Krucial Staffing did not respond to requests for comment on this story.

When Valentine arrived for work at Our Lady of the Lake in Baton Rouge, the hospital had converted three floors into a mass ICU to accommodate more than 250 seriously ill COVID-19 patients, many on ventilators; the pediatric unit was converted for those in recovery. Orthopedic, operating room, or recovery ward nurses in the hospital were moved to the trauma floors. In some cases, ICU nurses were paired with those pulled from other specialties, operating in small teams, to ensure things ran smoothly. “This was a total seat of the pants situation—out of necessity,” she says. By the end of April, the patient surge had subsided. 

New York City found itself on a similar timeline. On May 19, the city reported 993 new cases, down from more than 3,700 two months earlier. The Krucial Facebook page, from which the company once broadcasted recruitment ads for hundreds of nurses at a time, is now dominated by posts celebrating the heroism of nurses. “Looking back, what are some of your favorite memories on deployment?” one post asks followers.

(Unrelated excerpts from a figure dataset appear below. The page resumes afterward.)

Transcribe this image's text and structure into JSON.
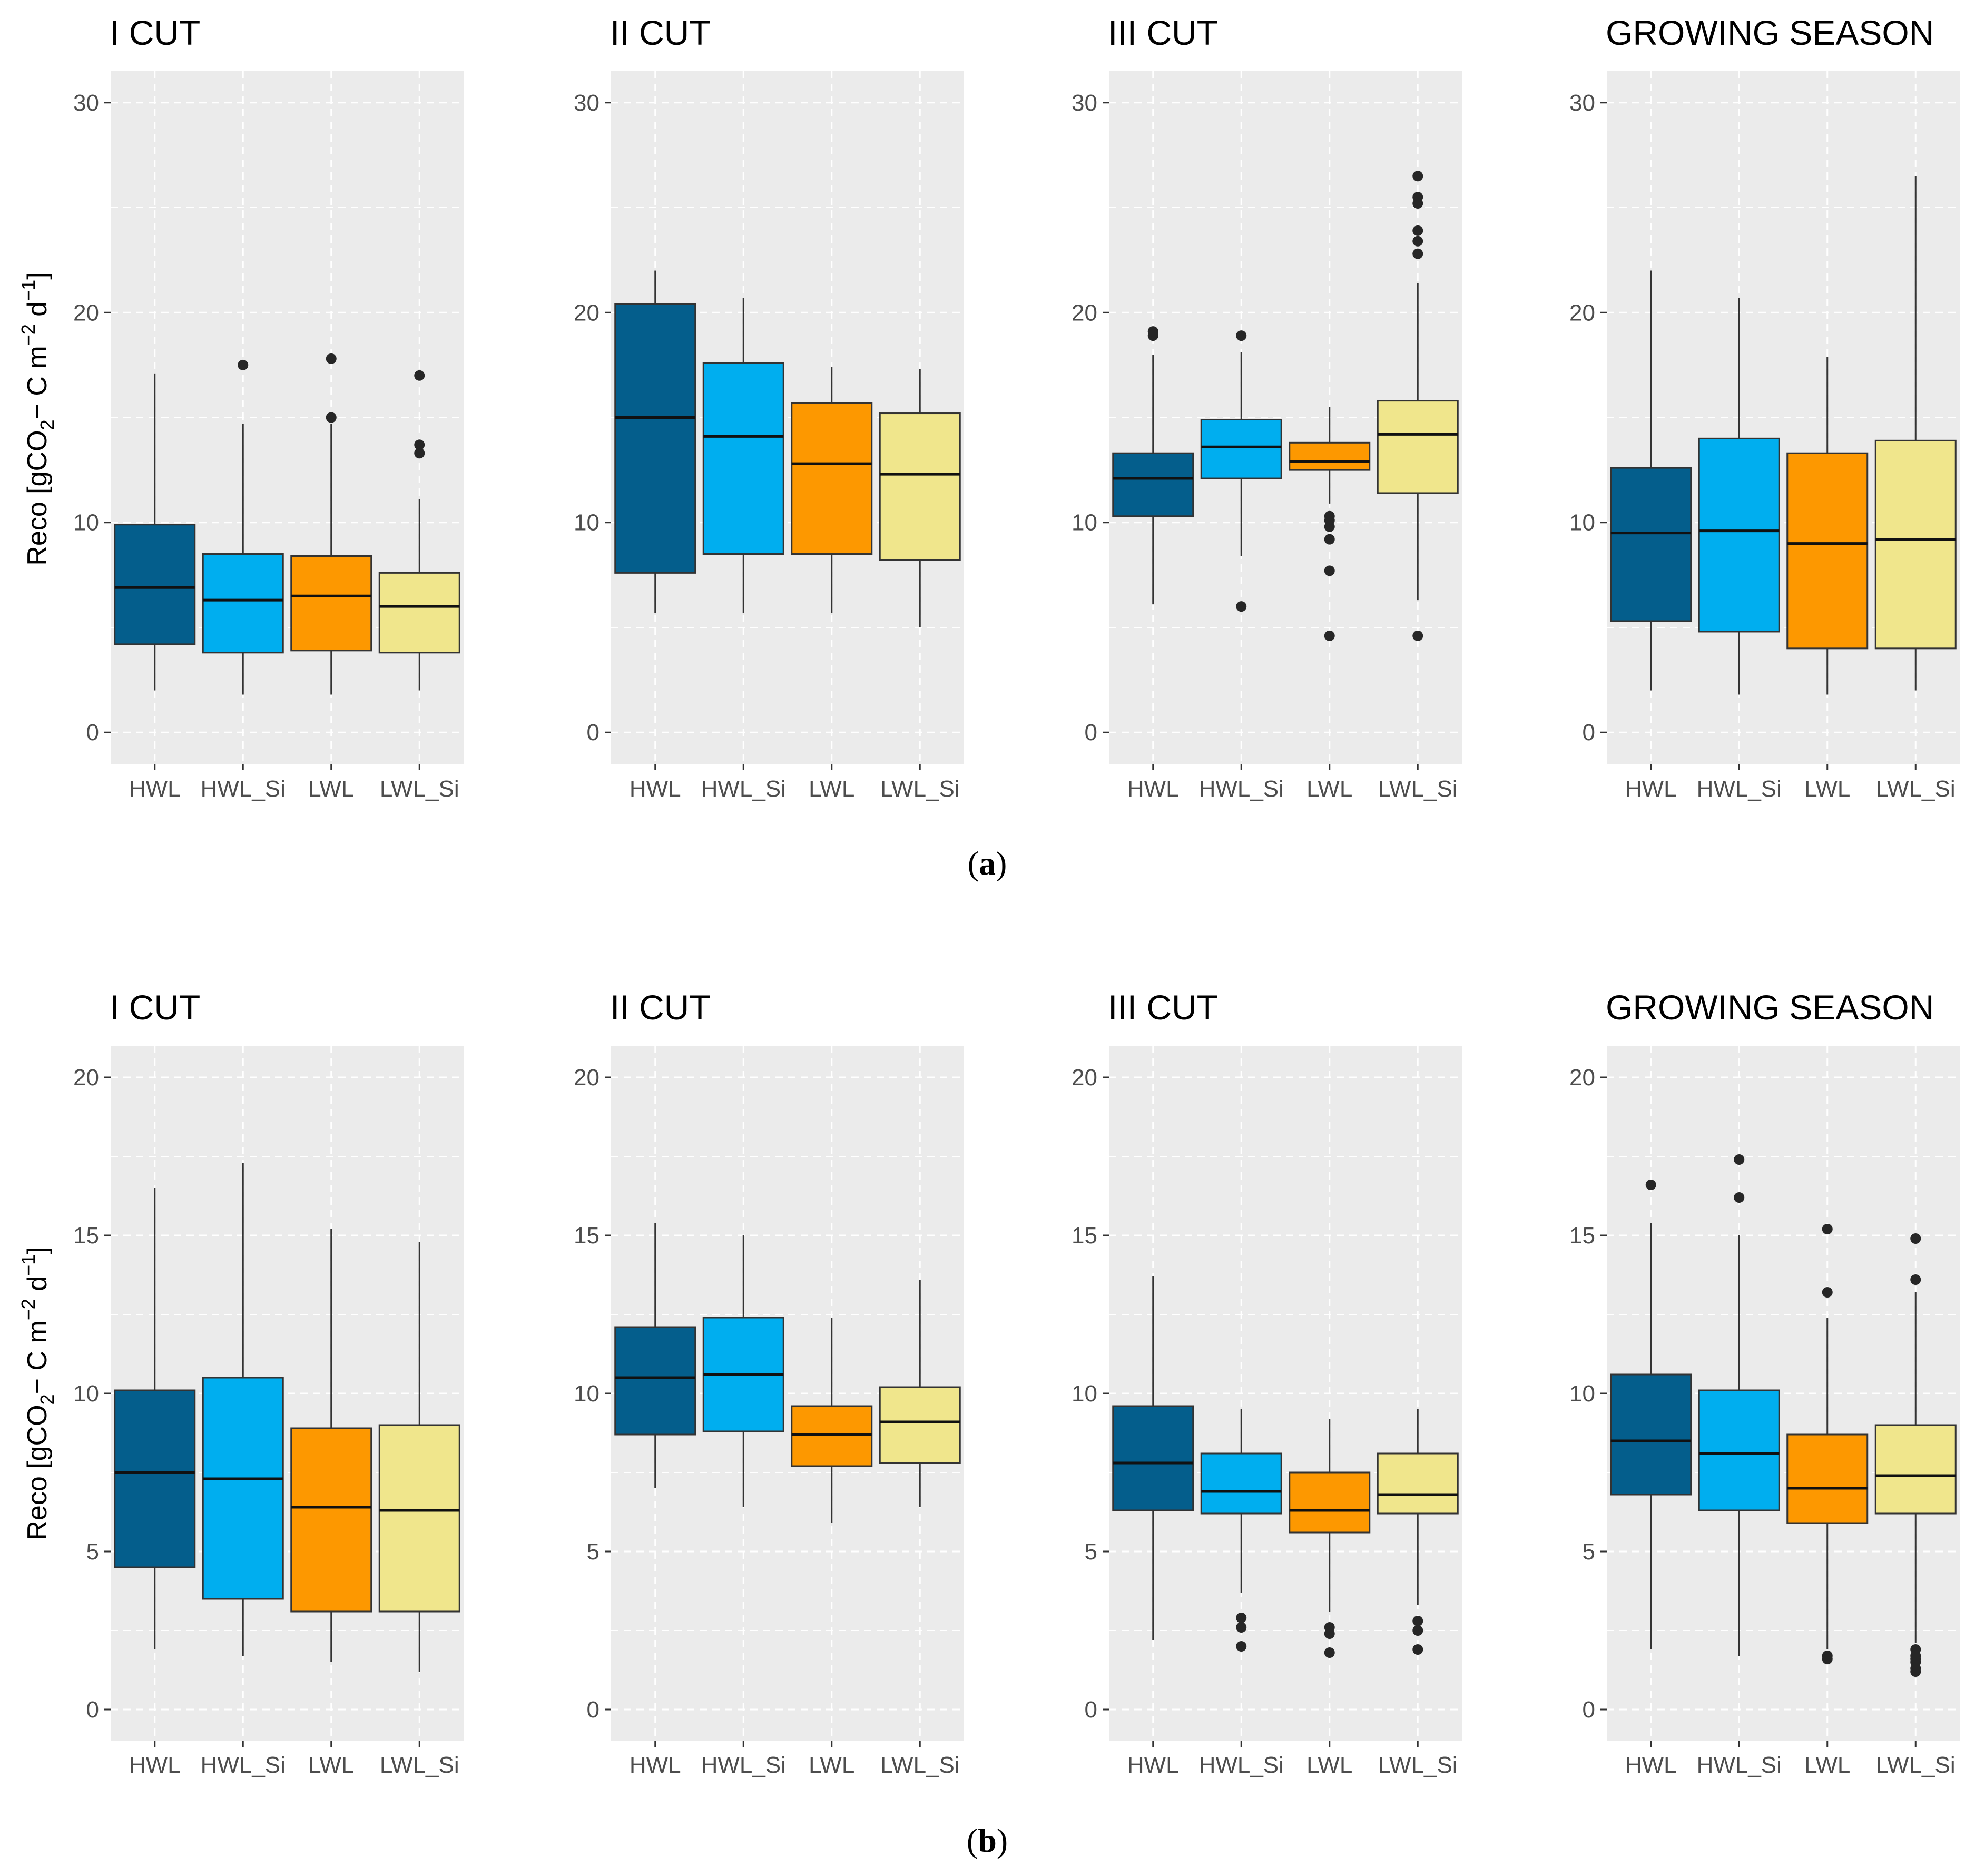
{
  "colors": {
    "HWL": "#045e8c",
    "HWL_Si": "#00aeef",
    "LWL": "#fd9800",
    "LWL_Si": "#f0e68c",
    "panel_bg": "#ebebeb",
    "grid": "#ffffff",
    "outlier": "#262626"
  },
  "y_axis_title": {
    "prefix": "Reco [gCO",
    "sub": "2",
    "mid1": "− C m",
    "sup1": "−2",
    "mid2": " d",
    "sup2": "−1",
    "suffix": "]"
  },
  "chart_data": [
    {
      "type": "boxplot",
      "subfigure": "(a)",
      "sub_label": {
        "open": "(",
        "letter": "a",
        "close": ")"
      },
      "ylim": [
        -1.5,
        31.5
      ],
      "yticks": [
        0,
        10,
        20,
        30
      ],
      "ygrid_minor": [
        5,
        15,
        25
      ],
      "categories": [
        "HWL",
        "HWL_Si",
        "LWL",
        "LWL_Si"
      ],
      "panels": [
        {
          "title": "I CUT",
          "boxes": [
            {
              "group": "HWL",
              "whisker_low": 2.0,
              "q1": 4.2,
              "median": 6.9,
              "q3": 9.9,
              "whisker_high": 17.1,
              "outliers": []
            },
            {
              "group": "HWL_Si",
              "whisker_low": 1.8,
              "q1": 3.8,
              "median": 6.3,
              "q3": 8.5,
              "whisker_high": 14.7,
              "outliers": [
                17.5
              ]
            },
            {
              "group": "LWL",
              "whisker_low": 1.8,
              "q1": 3.9,
              "median": 6.5,
              "q3": 8.4,
              "whisker_high": 14.7,
              "outliers": [
                15.0,
                17.8
              ]
            },
            {
              "group": "LWL_Si",
              "whisker_low": 2.0,
              "q1": 3.8,
              "median": 6.0,
              "q3": 7.6,
              "whisker_high": 11.1,
              "outliers": [
                13.3,
                13.7,
                17.0
              ]
            }
          ]
        },
        {
          "title": "II CUT",
          "boxes": [
            {
              "group": "HWL",
              "whisker_low": 5.7,
              "q1": 7.6,
              "median": 15.0,
              "q3": 20.4,
              "whisker_high": 22.0,
              "outliers": []
            },
            {
              "group": "HWL_Si",
              "whisker_low": 5.7,
              "q1": 8.5,
              "median": 14.1,
              "q3": 17.6,
              "whisker_high": 20.7,
              "outliers": []
            },
            {
              "group": "LWL",
              "whisker_low": 5.7,
              "q1": 8.5,
              "median": 12.8,
              "q3": 15.7,
              "whisker_high": 17.4,
              "outliers": []
            },
            {
              "group": "LWL_Si",
              "whisker_low": 5.0,
              "q1": 8.2,
              "median": 12.3,
              "q3": 15.2,
              "whisker_high": 17.3,
              "outliers": []
            }
          ]
        },
        {
          "title": "III CUT",
          "boxes": [
            {
              "group": "HWL",
              "whisker_low": 6.1,
              "q1": 10.3,
              "median": 12.1,
              "q3": 13.3,
              "whisker_high": 18.0,
              "outliers": [
                18.9,
                19.1
              ]
            },
            {
              "group": "HWL_Si",
              "whisker_low": 8.4,
              "q1": 12.1,
              "median": 13.6,
              "q3": 14.9,
              "whisker_high": 18.1,
              "outliers": [
                6.0,
                18.9
              ]
            },
            {
              "group": "LWL",
              "whisker_low": 10.9,
              "q1": 12.5,
              "median": 12.9,
              "q3": 13.8,
              "whisker_high": 15.5,
              "outliers": [
                4.6,
                7.7,
                9.2,
                9.8,
                10.1,
                10.3
              ]
            },
            {
              "group": "LWL_Si",
              "whisker_low": 6.3,
              "q1": 11.4,
              "median": 14.2,
              "q3": 15.8,
              "whisker_high": 21.4,
              "outliers": [
                4.6,
                22.8,
                23.4,
                23.9,
                25.2,
                25.5,
                26.5
              ]
            }
          ]
        },
        {
          "title": "GROWING SEASON",
          "boxes": [
            {
              "group": "HWL",
              "whisker_low": 2.0,
              "q1": 5.3,
              "median": 9.5,
              "q3": 12.6,
              "whisker_high": 22.0,
              "outliers": []
            },
            {
              "group": "HWL_Si",
              "whisker_low": 1.8,
              "q1": 4.8,
              "median": 9.6,
              "q3": 14.0,
              "whisker_high": 20.7,
              "outliers": []
            },
            {
              "group": "LWL",
              "whisker_low": 1.8,
              "q1": 4.0,
              "median": 9.0,
              "q3": 13.3,
              "whisker_high": 17.9,
              "outliers": []
            },
            {
              "group": "LWL_Si",
              "whisker_low": 2.0,
              "q1": 4.0,
              "median": 9.2,
              "q3": 13.9,
              "whisker_high": 26.5,
              "outliers": []
            }
          ]
        }
      ]
    },
    {
      "type": "boxplot",
      "subfigure": "(b)",
      "sub_label": {
        "open": "(",
        "letter": "b",
        "close": ")"
      },
      "ylim": [
        -1.0,
        21.0
      ],
      "yticks": [
        0,
        5,
        10,
        15,
        20
      ],
      "ygrid_minor": [
        2.5,
        7.5,
        12.5,
        17.5
      ],
      "categories": [
        "HWL",
        "HWL_Si",
        "LWL",
        "LWL_Si"
      ],
      "panels": [
        {
          "title": "I CUT",
          "boxes": [
            {
              "group": "HWL",
              "whisker_low": 1.9,
              "q1": 4.5,
              "median": 7.5,
              "q3": 10.1,
              "whisker_high": 16.5,
              "outliers": []
            },
            {
              "group": "HWL_Si",
              "whisker_low": 1.7,
              "q1": 3.5,
              "median": 7.3,
              "q3": 10.5,
              "whisker_high": 17.3,
              "outliers": []
            },
            {
              "group": "LWL",
              "whisker_low": 1.5,
              "q1": 3.1,
              "median": 6.4,
              "q3": 8.9,
              "whisker_high": 15.2,
              "outliers": []
            },
            {
              "group": "LWL_Si",
              "whisker_low": 1.2,
              "q1": 3.1,
              "median": 6.3,
              "q3": 9.0,
              "whisker_high": 14.8,
              "outliers": []
            }
          ]
        },
        {
          "title": "II CUT",
          "boxes": [
            {
              "group": "HWL",
              "whisker_low": 7.0,
              "q1": 8.7,
              "median": 10.5,
              "q3": 12.1,
              "whisker_high": 15.4,
              "outliers": []
            },
            {
              "group": "HWL_Si",
              "whisker_low": 6.4,
              "q1": 8.8,
              "median": 10.6,
              "q3": 12.4,
              "whisker_high": 15.0,
              "outliers": []
            },
            {
              "group": "LWL",
              "whisker_low": 5.9,
              "q1": 7.7,
              "median": 8.7,
              "q3": 9.6,
              "whisker_high": 12.4,
              "outliers": []
            },
            {
              "group": "LWL_Si",
              "whisker_low": 6.4,
              "q1": 7.8,
              "median": 9.1,
              "q3": 10.2,
              "whisker_high": 13.6,
              "outliers": []
            }
          ]
        },
        {
          "title": "III CUT",
          "boxes": [
            {
              "group": "HWL",
              "whisker_low": 2.2,
              "q1": 6.3,
              "median": 7.8,
              "q3": 9.6,
              "whisker_high": 13.7,
              "outliers": []
            },
            {
              "group": "HWL_Si",
              "whisker_low": 3.7,
              "q1": 6.2,
              "median": 6.9,
              "q3": 8.1,
              "whisker_high": 9.5,
              "outliers": [
                2.0,
                2.6,
                2.9
              ]
            },
            {
              "group": "LWL",
              "whisker_low": 3.1,
              "q1": 5.6,
              "median": 6.3,
              "q3": 7.5,
              "whisker_high": 9.2,
              "outliers": [
                1.8,
                2.4,
                2.6
              ]
            },
            {
              "group": "LWL_Si",
              "whisker_low": 3.3,
              "q1": 6.2,
              "median": 6.8,
              "q3": 8.1,
              "whisker_high": 9.5,
              "outliers": [
                1.9,
                2.5,
                2.8
              ]
            }
          ]
        },
        {
          "title": "GROWING SEASON",
          "boxes": [
            {
              "group": "HWL",
              "whisker_low": 1.9,
              "q1": 6.8,
              "median": 8.5,
              "q3": 10.6,
              "whisker_high": 15.4,
              "outliers": [
                16.6
              ]
            },
            {
              "group": "HWL_Si",
              "whisker_low": 1.7,
              "q1": 6.3,
              "median": 8.1,
              "q3": 10.1,
              "whisker_high": 15.0,
              "outliers": [
                16.2,
                17.4
              ]
            },
            {
              "group": "LWL",
              "whisker_low": 1.9,
              "q1": 5.9,
              "median": 7.0,
              "q3": 8.7,
              "whisker_high": 12.4,
              "outliers": [
                1.6,
                1.7,
                13.2,
                15.2
              ]
            },
            {
              "group": "LWL_Si",
              "whisker_low": 2.1,
              "q1": 6.2,
              "median": 7.4,
              "q3": 9.0,
              "whisker_high": 13.2,
              "outliers": [
                1.2,
                1.3,
                1.5,
                1.6,
                1.7,
                1.9,
                13.6,
                14.9
              ]
            }
          ]
        }
      ]
    }
  ]
}
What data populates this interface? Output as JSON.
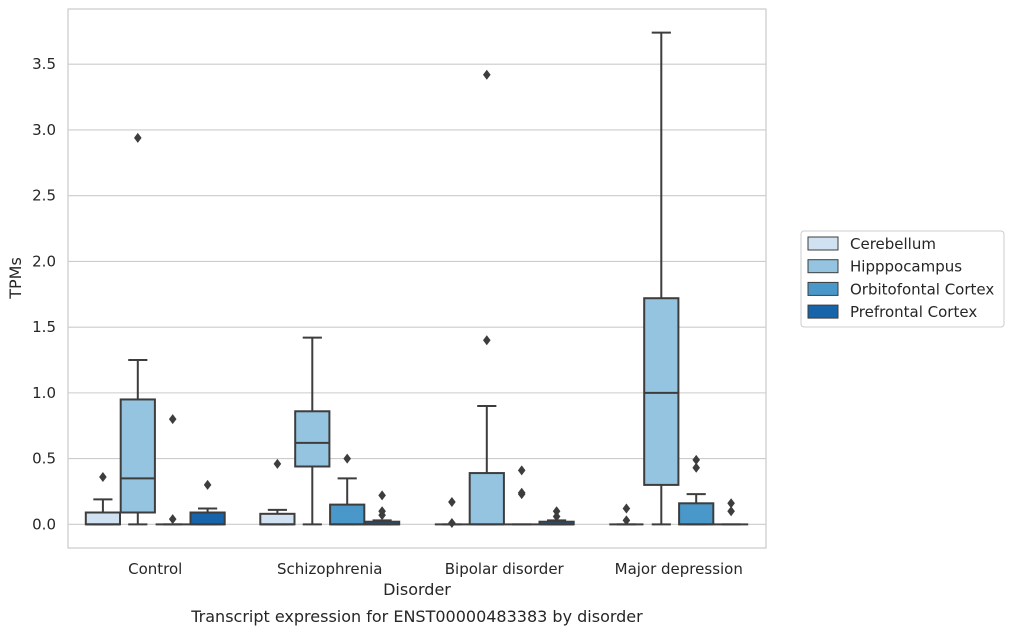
{
  "chart_data": {
    "type": "box",
    "title": "",
    "caption": "Transcript expression for ENST00000483383 by disorder",
    "xlabel": "Disorder",
    "ylabel": "TPMs",
    "ylim": [
      -0.18,
      3.92
    ],
    "yticks": [
      0.0,
      0.5,
      1.0,
      1.5,
      2.0,
      2.5,
      3.0,
      3.5
    ],
    "ytick_labels": [
      "0.0",
      "0.5",
      "1.0",
      "1.5",
      "2.0",
      "2.5",
      "3.0",
      "3.5"
    ],
    "grid": "horizontal",
    "legend_position": "right",
    "categories": [
      "Control",
      "Schizophrenia",
      "Bipolar disorder",
      "Major depression"
    ],
    "series": [
      {
        "name": "Cerebellum",
        "color": "#d0e1f2",
        "boxes": [
          {
            "whisker_low": 0.0,
            "q1": 0.0,
            "median": 0.0,
            "q3": 0.09,
            "whisker_high": 0.19,
            "outliers": [
              0.36
            ]
          },
          {
            "whisker_low": 0.0,
            "q1": 0.0,
            "median": 0.0,
            "q3": 0.08,
            "whisker_high": 0.11,
            "outliers": [
              0.46
            ]
          },
          {
            "whisker_low": 0.0,
            "q1": 0.0,
            "median": 0.0,
            "q3": 0.0,
            "whisker_high": 0.0,
            "outliers": [
              0.01,
              0.17
            ]
          },
          {
            "whisker_low": 0.0,
            "q1": 0.0,
            "median": 0.0,
            "q3": 0.0,
            "whisker_high": 0.0,
            "outliers": [
              0.03,
              0.12
            ]
          }
        ]
      },
      {
        "name": "Hipppocampus",
        "color": "#94c4df",
        "boxes": [
          {
            "whisker_low": 0.0,
            "q1": 0.09,
            "median": 0.35,
            "q3": 0.95,
            "whisker_high": 1.25,
            "outliers": [
              2.94
            ]
          },
          {
            "whisker_low": 0.0,
            "q1": 0.44,
            "median": 0.62,
            "q3": 0.86,
            "whisker_high": 1.42,
            "outliers": []
          },
          {
            "whisker_low": 0.0,
            "q1": 0.0,
            "median": 0.0,
            "q3": 0.39,
            "whisker_high": 0.9,
            "outliers": [
              1.4,
              3.42
            ]
          },
          {
            "whisker_low": 0.0,
            "q1": 0.3,
            "median": 1.0,
            "q3": 1.72,
            "whisker_high": 3.74,
            "outliers": []
          }
        ]
      },
      {
        "name": "Orbitofontal Cortex",
        "color": "#4a98c9",
        "boxes": [
          {
            "whisker_low": 0.0,
            "q1": 0.0,
            "median": 0.0,
            "q3": 0.0,
            "whisker_high": 0.0,
            "outliers": [
              0.04,
              0.8
            ]
          },
          {
            "whisker_low": 0.0,
            "q1": 0.0,
            "median": 0.0,
            "q3": 0.15,
            "whisker_high": 0.35,
            "outliers": [
              0.5
            ]
          },
          {
            "whisker_low": 0.0,
            "q1": 0.0,
            "median": 0.0,
            "q3": 0.0,
            "whisker_high": 0.0,
            "outliers": [
              0.23,
              0.24,
              0.41
            ]
          },
          {
            "whisker_low": 0.0,
            "q1": 0.0,
            "median": 0.0,
            "q3": 0.16,
            "whisker_high": 0.23,
            "outliers": [
              0.43,
              0.49
            ]
          }
        ]
      },
      {
        "name": "Prefrontal Cortex",
        "color": "#1764ab",
        "boxes": [
          {
            "whisker_low": 0.0,
            "q1": 0.0,
            "median": 0.0,
            "q3": 0.09,
            "whisker_high": 0.12,
            "outliers": [
              0.3
            ]
          },
          {
            "whisker_low": 0.0,
            "q1": 0.0,
            "median": 0.0,
            "q3": 0.02,
            "whisker_high": 0.03,
            "outliers": [
              0.07,
              0.1,
              0.22
            ]
          },
          {
            "whisker_low": 0.0,
            "q1": 0.0,
            "median": 0.0,
            "q3": 0.02,
            "whisker_high": 0.03,
            "outliers": [
              0.06,
              0.1
            ]
          },
          {
            "whisker_low": 0.0,
            "q1": 0.0,
            "median": 0.0,
            "q3": 0.0,
            "whisker_high": 0.0,
            "outliers": [
              0.1,
              0.16
            ]
          }
        ]
      }
    ]
  }
}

COVID-19, however, isn’t over. To make up for lost time, hospitals are beginning to resume the elective surgeries that provide essential income. With public health experts predicting potentially more devastating waves of the pandemic in the fall, there’s not a moment to lose.

“So now we’ve bought some time,” says Spetz. With it, she says, the industry of healthcare can start to reshape itself in preparation for the next surge—whether its COVID-19 or something else. The recent experience of this epidemic, however, has forced health care institutions to face a key question: Should they find the most efficient way to import travelers with ICU experience, or build a more flexible network from within their own personnel rosters, which might result in reducing travel nursing into a much smaller operation? “That’s a debate that’s above my pay grade,” she says.